Jersey’s new-look electoral map: The changes explained

  • Report by ITV Channel TV's Tom Johnston

Changes agreed by politicians in 2020 have led to the biggest political shakeup of Jersey's States Assembly in generations.

It is hoped the changes will make Jersey politics more representative and encourage more people to use their vote, by reducing the number of uncontested elections in the island.

What are the changes?

For the first time in 74 years, there will be no Senators elected to the Assembly, with the island’s electoral map redrawn to accommodate eight more Deputies to replace them.

The twelve Constables - the most long standing representative role in the Chamber - will still be elected on a Parish basis and will still have the same full voting rights as other members.

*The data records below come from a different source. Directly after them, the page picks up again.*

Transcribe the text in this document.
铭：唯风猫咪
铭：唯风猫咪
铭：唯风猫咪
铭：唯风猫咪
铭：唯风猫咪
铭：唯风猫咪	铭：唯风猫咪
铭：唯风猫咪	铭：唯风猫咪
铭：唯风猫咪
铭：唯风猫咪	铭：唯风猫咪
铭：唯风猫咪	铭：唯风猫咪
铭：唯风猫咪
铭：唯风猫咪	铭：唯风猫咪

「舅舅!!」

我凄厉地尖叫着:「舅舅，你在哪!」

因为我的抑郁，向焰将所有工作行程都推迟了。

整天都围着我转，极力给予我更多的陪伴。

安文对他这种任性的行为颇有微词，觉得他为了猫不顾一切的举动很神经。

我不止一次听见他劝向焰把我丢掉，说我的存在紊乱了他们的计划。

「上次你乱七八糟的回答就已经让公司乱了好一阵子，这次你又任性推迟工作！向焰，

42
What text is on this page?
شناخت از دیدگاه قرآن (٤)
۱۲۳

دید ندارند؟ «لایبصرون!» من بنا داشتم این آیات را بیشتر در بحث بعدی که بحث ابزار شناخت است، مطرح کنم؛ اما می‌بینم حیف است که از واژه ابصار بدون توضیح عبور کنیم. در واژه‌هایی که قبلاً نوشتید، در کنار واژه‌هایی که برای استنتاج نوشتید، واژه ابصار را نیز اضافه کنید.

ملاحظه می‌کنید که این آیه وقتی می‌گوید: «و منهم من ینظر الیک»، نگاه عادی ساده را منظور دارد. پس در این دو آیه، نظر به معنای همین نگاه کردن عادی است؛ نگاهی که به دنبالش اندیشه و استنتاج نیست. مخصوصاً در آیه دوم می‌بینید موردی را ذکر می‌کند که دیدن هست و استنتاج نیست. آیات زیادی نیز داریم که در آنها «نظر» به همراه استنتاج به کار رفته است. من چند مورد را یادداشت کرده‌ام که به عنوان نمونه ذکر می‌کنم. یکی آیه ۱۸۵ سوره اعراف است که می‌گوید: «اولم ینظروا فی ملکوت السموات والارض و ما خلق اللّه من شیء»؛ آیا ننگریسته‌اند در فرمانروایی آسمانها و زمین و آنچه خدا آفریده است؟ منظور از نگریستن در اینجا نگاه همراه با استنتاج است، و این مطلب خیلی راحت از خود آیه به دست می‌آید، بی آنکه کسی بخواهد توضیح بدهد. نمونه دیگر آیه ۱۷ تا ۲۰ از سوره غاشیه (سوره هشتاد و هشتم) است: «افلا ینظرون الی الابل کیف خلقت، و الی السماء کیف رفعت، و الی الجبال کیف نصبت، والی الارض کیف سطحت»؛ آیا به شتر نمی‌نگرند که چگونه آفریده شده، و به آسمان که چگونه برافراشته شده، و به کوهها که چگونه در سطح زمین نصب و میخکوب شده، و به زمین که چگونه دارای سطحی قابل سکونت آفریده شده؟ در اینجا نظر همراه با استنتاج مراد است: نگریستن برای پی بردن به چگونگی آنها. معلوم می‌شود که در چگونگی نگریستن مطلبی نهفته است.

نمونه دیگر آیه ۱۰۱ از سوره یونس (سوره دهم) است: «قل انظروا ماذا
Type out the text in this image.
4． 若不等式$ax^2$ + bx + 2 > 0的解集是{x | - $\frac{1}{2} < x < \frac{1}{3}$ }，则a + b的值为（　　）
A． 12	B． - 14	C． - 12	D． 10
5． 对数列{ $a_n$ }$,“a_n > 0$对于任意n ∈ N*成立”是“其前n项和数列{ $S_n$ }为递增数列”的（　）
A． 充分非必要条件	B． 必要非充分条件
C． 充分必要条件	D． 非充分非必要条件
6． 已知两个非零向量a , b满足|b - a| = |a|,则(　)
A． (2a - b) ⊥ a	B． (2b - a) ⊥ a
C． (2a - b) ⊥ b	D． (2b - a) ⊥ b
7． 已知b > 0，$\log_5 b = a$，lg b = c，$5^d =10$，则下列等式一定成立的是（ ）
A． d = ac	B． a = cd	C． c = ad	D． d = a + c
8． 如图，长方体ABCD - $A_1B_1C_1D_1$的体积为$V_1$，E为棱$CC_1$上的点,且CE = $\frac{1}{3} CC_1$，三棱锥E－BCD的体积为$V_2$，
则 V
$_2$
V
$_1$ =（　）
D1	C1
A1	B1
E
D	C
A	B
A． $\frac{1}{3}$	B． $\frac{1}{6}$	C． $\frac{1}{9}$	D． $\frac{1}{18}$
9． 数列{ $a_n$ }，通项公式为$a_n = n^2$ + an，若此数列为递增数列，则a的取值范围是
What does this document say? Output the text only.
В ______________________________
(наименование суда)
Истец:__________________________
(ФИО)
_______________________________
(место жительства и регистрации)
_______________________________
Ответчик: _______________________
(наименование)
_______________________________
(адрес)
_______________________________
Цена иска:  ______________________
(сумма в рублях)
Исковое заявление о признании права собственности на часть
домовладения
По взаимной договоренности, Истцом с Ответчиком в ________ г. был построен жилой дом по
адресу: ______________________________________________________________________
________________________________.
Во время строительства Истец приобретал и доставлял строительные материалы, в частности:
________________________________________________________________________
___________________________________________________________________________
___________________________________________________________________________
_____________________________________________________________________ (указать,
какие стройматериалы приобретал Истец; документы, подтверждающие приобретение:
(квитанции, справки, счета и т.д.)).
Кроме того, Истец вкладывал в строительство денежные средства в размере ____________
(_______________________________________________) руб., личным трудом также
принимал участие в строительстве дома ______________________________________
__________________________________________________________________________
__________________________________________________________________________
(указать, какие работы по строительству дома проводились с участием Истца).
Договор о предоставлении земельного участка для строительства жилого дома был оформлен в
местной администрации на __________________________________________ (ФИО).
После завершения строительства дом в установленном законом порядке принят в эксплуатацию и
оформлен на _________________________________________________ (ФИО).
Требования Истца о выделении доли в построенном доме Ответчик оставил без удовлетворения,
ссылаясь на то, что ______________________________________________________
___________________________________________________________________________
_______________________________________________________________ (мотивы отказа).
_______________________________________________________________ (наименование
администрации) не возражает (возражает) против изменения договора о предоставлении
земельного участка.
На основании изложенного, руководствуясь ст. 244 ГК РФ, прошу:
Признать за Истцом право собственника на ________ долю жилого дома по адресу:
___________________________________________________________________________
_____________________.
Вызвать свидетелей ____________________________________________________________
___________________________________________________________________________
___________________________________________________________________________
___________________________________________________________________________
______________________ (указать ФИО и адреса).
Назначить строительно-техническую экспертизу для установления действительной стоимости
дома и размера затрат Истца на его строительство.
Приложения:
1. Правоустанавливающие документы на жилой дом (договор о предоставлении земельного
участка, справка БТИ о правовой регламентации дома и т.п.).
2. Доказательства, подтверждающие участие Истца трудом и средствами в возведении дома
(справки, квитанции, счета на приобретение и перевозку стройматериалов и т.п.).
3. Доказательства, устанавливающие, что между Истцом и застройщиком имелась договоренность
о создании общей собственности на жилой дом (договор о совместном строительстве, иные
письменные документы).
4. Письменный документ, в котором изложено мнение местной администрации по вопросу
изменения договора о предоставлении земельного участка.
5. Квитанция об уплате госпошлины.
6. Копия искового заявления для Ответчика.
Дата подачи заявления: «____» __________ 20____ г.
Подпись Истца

So the States Assembly will now be made up of:

While Constables will still be elected on a parish basis, Deputies will now be elected in nine new constituencies. They are:

  • Grouville & St Martin (3 Deputies)

  • St Brelade (4 Deputies)

  • St Clement (4 Deputies)

  • St Helier North (4 Deputies)

  • St Helier South (5 Deputies)

  • St Helier Central (4 Deputies)

  • St John, St Lawrence & Trinity (4 Deputies)

  • St Mary, St Ouen and St Peter (4 Deputies)

  • St Saviour (5 Deputies)

Why have the changes been introduced?

The new boundaries have been drawn up in a bid to rebalance the number of representatives in line with the population of the island, based on data from the most recent census in 2011. For example, St Ouen is the island’s largest parish by area but has one of the smallest population densities in the island. Under the changes, each Deputy will represent around 3,000 people on average.

The hope is that the changes will also lead to less uncontested elections among Deputies. While uncontested votes are more common among Constables, three Deputies were elected unopposed in 2018.

What other changes are being made?

For the first time at this election, the ‘none of the above’ option will be included on the ballot paper in any vote where the number of candidates standing for the role is less than the number of vacancies.

For example, if there are three candidates standing for the role of Deputy in a constituency with five seats to be won, voters will be able to select ‘none of the above’ to say they don’t want to vote for any of those candidates.